Её глаза поползли вширь.

— У вас… что?

— У меня никогда не будет вас и никого похожего на вас. — На её веснушчатых щеках зажглись багровые бутоны. — Поэтому, позвольте быть откровенным. Вы говорите, война ужасна? — Прошипел он прямо в её испуганное лицо. — Я говорю — ни хера! Я влюблён в войну, вот так вот, блядь! — Невысказанное бурлило в нём. Он не мог удержать его и не хотел. — В светских салонах, тенистых аллеях и прелестных парках Адуи, я — писклявая хуйня на палочке. Визглявое позорище. Несуразный увалень-клоун. — Он наклонился ещё ближе, наслаждаясь тем, как она одёрнулась. Только так она воспримет, что я существую. Так пусть будет так. — Но на поле боя? На поле боя я — бог. Я люблю войну. Сталь, запах, трупы. Я хочу ещё. В первый же день я один отогнал северян от брода. Один! На второй я взял мост! Я! Вчера я взошёл на Герои! Я люблю войну! Я… Я хочу, чтобы она не кончалась. Хочу… хочу…

Но колодец высох гораздо скорее, чем он ожидал. Он остался стоять, где стоял, тяжело дыша, глядя на неё сверху вниз. Как человек, который задушил свою жену и внезапно пришёл в чувство, он понятия не имел, что будет дальше. Повернулся, намереваясь улизнуть, но рука Финри всё ещё лежала поверх его руки, и теперь уже её пальцы вцепились в него, тянули назад.

Её румянец первого потрясения выцвел, лицо со сведёнными скулами затвердело от растущего гнева:

— Что случилось в Сипани?

А вот теперь раскраснелись его щёки. Словно само это название было пощёчиной.

— Меня предали. — Он попытался произнести последнее слово так, чтобы оно пронзило её, как пронзало его — но голос утратил всю свою остроту. — Из меня сделали козла отпущения. — Вот уж точно, заунывное козлиное блеяние. — После всей моей верности, всех моих стараний… — Он покопался в поисках других слов, но не привыкший к речам голос лишь сбился на скулящий писк, когда она оскалила зубы.
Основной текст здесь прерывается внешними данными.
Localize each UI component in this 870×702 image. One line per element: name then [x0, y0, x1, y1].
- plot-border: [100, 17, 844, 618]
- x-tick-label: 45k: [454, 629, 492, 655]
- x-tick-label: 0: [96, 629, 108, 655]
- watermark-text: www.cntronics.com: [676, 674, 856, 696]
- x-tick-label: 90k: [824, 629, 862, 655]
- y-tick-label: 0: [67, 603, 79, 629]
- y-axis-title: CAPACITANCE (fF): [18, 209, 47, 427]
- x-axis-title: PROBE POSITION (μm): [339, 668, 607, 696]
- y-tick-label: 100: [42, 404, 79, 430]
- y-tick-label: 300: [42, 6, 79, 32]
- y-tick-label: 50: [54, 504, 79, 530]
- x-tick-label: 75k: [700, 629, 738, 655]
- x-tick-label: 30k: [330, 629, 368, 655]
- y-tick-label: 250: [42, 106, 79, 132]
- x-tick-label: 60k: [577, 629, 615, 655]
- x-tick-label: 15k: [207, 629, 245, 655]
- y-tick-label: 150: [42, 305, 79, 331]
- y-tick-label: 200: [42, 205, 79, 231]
— Я слышала, что, когда пришли за королём, вы, пьяный, развлекались со шлюхой. — Горст сглотнул. Но едва ли он мог это отрицать. Спотыкаясь в той комнате, одновременно пытаясь застегнуть пояс и выхватить меч, всё кружит перед глазами. — Я слышала, что тогда вы обесчестили себя далеко не впервые, и что прежде король прощал вас, а в этот раз ему не позволил Закрытый совет. — Она окинула его взглядом с головы до ног и скривила губы. — Бог бранного поля, ага? Нам, простым людям, порою бывает трудно отличить богов от дьяволов. Вы ходили на броды, на мост и на холм, и что вы там делали, кроме как убивали? Чего хорошего вы там добились? Кому вы там помогли?